Bir adamı sevmenin ne demek olduğunu artık çok iyi biliyordu. Seviyordu. Selim'i delicesine seviyordu. Bu onu bazen korkutsa da bundan vazgeçemiyordu. Her şeyiydi kocası onun. Bir insana bu şekilde bağlanacağını söyleseler güler geçerdi lakin durum şimdi hiçte öyle değildi. Onun her şeyi olmuştu Selim. Onsuz nefes alamaz hale gelmişti.
Hayatındaki her şey bir düzene girmişti. Selim'in annesi ile hala tam olarak aralarını düzeltememiş olsalar da en azından aynı ortamda kalabiliyorlar ve birbirlerine saygı duyabiliyorlardı. Onu kadın olarak oğluna, gelin olarak ise kendine yakıştırmadığı çok belliydi kadının. Nur onun için daha ideal bir gelin adayıydı. Doğrusu düşününce de hak veriyordu. Zamanında Selim'i, annesini ve yetiştiği şartları aşağılamıştı. Şimdi Selim'in annesinin de onu istememesi gayet normaldi. Bunları düşünmek istemiyordu. Bir şekilde araları normale dönecekti ki dönmese bile bu şekilde de iyiydi. Selim ile arasında bir sorun oluşturmadığı sürece hiçbir sorun yoktu. Her ne kadar hala Nur kayınvalidesinin evinden pek çıkmıyor olsa da bunun için elinden gelen bir şey yoktu. Kocası onu seviyordu ve bunu bilip, ona güvenmek zorundaydı.
İçten içe bazen Selim'in annesi Elif Hanım'a üzülüyordu. Genç yaşında bir bebekle ortada bırakılmak hiçbir kadın için kolay olamazdı. Ve o zor olanı başarıp çocuğunu büyütmüş ve iyi bir insan olarak yetiştirmişti. Herkesin yapabileceği bir şey değildi. Bazen Selim'in onu terk etme ihtimalini düşünüyor ve anında deliye dönüyordu.
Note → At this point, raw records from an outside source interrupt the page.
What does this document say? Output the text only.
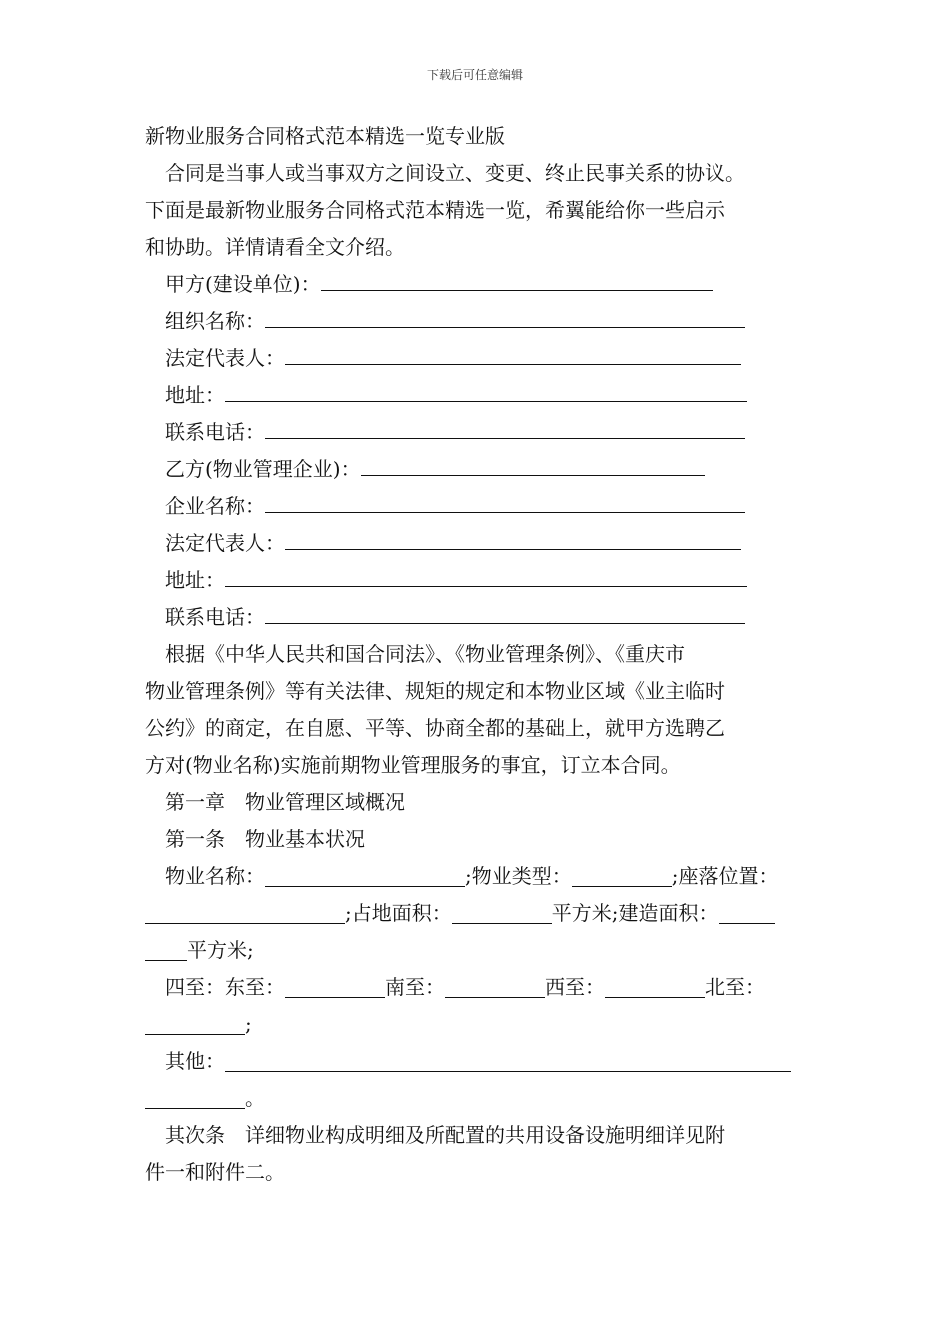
下载后可任意编辑
新物业服务合同格式范本精选一览专业版
合同是当事人或当事双方之间设立、变更、终止民事关系的协议。
下面是最新物业服务合同格式范本精选一览，希翼能给你一些启示
和协助。详情请看全文介绍。
甲方(建设单位)：
组织名称：
法定代表人：
地址：
联系电话：
乙方(物业管理企业)：
企业名称：
法定代表人：
地址：
联系电话：
根据《中华人民共和国合同法》、《物业管理条例》、《重庆市
物业管理条例》等有关法律、规矩的规定和本物业区域《业主临时
公约》的商定，在自愿、平等、协商全都的基础上，就甲方选聘乙
方对(物业名称)实施前期物业管理服务的事宜，订立本合同。
第一章　物业管理区域概况
第一条　物业基本状况
物业名称：	;物业类型：	;座落位置：
;占地面积：	平方米;建造面积：
平方米;
四至：东至：	南至：	西至：	北至：
;
其他：
。
其次条　详细物业构成明细及所配置的共用设备设施明细详见附
件一和附件二。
Düşüncesi bile böyle yaralarken yaşaması kim bilir ne canlar götürmüştür kadının yüreğinden.
Kocasının alnına temas eden sıcacık dudakları ile düşüncelerini bir kenara bırakarak hafifçe gülümsedi ve ona doğru çevirdi bakışlarını.
"Nereye dalmıştın?"
"Düşünüyordum..."
"Neyi?"
"Babanı..." dedi ve o an Selim'in nasıl kasıldığını fark etti. Aralarında hiçbir sorun olmasını istemiyordu ama düşüncelerini de gizleyemezdi. Bu yüzden kendine cesaret vermek istercesine kocasının öfkeli gözlerine baktı. Orada kendine dair bir şeyler aradı ve buldu da. Öfkeliyken bile ona olan sevgisini gözlerinden silemiyordu. "Anneni de..." dedi büyük bir cesaretle.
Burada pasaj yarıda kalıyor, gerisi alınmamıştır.